Récemment, le duo formé par Lorenzo Vitali et le metteur en scène Ned Grujic (Shrek le musical ; Frankenstein Junior) a eu l’idée de transposer le musical sur la scène parisienne. C’est chose faite au théâtre Le Palace depuis le 15 septembre 2017, dans une adaptation signée Ned Grujic avec notamment Raphaël Sanchez (Avenue Q ; Spamalot) à la direction musicale, Julia Ledl (Le Livre de la Jungle ; La Revanche du Capitaine Crochet) aux chorégraphies et Christopher Lopez (Hit Parade ; Dirty Dancing) en tant qu’assistant à la mise en scène et aux chorégraphies.
Des airs de Broadway
L’histoire du spectacle est exactement la même qu’à Broadway : la jeune et sinistre Mercredi, fille aînée de Gomez et de Morticia Addams, tombe follement amoureuse de Lucas Beineke, un garçon tout ce qu’il y a de plus ordinaire et issu d’une famille d’américains moyens, avec qui elle compte bien se marier. Une décision qu’elle tente au départ de cacher tant bien que mal à sa mère Morticia, jusqu’au soir fatidique où un dîner est organisé dans le manoir victorien des Addams afin que les deux familles se rencontrent…
Malgré un argument léger et une trame narrative façon vaudeville qui repose uniquement sur les quiproquos entre les trois couples Mercredi/Lucas, Morticia/Gomez et les Beineke Alice et Malcolm, un constat majeur s’impose dès la scène d’ouverture chorale sur « Pour être un Addams » : nous sommes véritablement devant un numéro digne des meilleurs musicals anglo-saxons où chacun sait chanter, jouer et bouger sans fausse note. De quoi rassurer les puristes et apporter un vent de fraîcheur dans le paysage des spectacles musicaux français. Un gros bémol, cependant, sur l’absence de musiciens live sur scène. A la place, nous n’avons droit qu’à une bande-son qui fait indéniablement perdre de la force au spectacle.
Une distribution et une mise en scène soignées.
Heureusement, en dépit de certaines répliques qui tombent un peu à plat en version française et des textes de chansons parfois un peu simplistes, l’adaptation de Ned Grujic est plutôt réussie.
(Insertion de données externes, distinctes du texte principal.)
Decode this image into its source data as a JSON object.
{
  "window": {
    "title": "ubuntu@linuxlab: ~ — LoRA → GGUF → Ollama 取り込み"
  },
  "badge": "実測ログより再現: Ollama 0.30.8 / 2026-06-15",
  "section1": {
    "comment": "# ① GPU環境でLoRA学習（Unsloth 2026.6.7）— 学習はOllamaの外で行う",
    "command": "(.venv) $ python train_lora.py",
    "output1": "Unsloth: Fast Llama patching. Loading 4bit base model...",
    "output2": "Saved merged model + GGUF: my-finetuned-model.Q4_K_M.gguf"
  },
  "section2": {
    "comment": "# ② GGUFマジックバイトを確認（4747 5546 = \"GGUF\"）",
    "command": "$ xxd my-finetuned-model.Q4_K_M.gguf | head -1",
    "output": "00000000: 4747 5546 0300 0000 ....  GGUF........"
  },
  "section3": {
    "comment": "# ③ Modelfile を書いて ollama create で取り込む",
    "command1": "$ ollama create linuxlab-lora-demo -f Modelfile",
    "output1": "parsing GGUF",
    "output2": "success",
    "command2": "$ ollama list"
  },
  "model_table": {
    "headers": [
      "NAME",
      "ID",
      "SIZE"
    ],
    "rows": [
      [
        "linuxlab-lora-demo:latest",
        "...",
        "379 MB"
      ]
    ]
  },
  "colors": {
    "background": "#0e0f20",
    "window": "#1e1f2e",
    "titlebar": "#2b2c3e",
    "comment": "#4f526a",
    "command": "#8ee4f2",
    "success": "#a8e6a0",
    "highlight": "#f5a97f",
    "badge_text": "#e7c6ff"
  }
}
Le metteur en scène a même réussi à insérer subtilement quelques clins d’œil bien français allant d’une scène d’un grand classique du théâtre français à Maître Gims, sans trop en dévoiler. Concernant la distribution, elle est tout bonnement irréprochable. Mention spéciale au duo Guillaume Bouchède (Coluche l’histoire d’un mec) et Lucie Riedinger (Shrek Le Musical ; Kid Manoir), qui campent un Gomez et une Morticia Addams très crédibles malgré une scène du tango un peu en-deçà de nos attentes, ainsi qu’au couple Beineke joué par Dalia Constantin (The Full Monty-Le Musical ; La Belle et la Bête) et Cyril Romoli (1789 les amants de la Bastille ; Mistinguett reine des années folles), au jeu sans fausse note. Et surtout à Charlotte Hervieux (Shrek Le Musical ; Kid Manoir), dont la voix semble taillée sur-mesure pour les musicals anglo-saxons et qui interprète une Mercredi parfaite, ainsi qu’à Vincent Gilliéron (Alice – la comédie musicale ; Edward aux mains d’argent), également co-animateur des soirées Open Mic d’AMT Live à la péniche Marcounet, excellent dans le rôle d’un majordome Lurch aussi charismatique qu’hilarant, et pourtant presque muet. D’ailleurs, le public ne s’y trompe pas et les rires qui fusent dans la salle lors des interventions de Lurch sont communicatifs.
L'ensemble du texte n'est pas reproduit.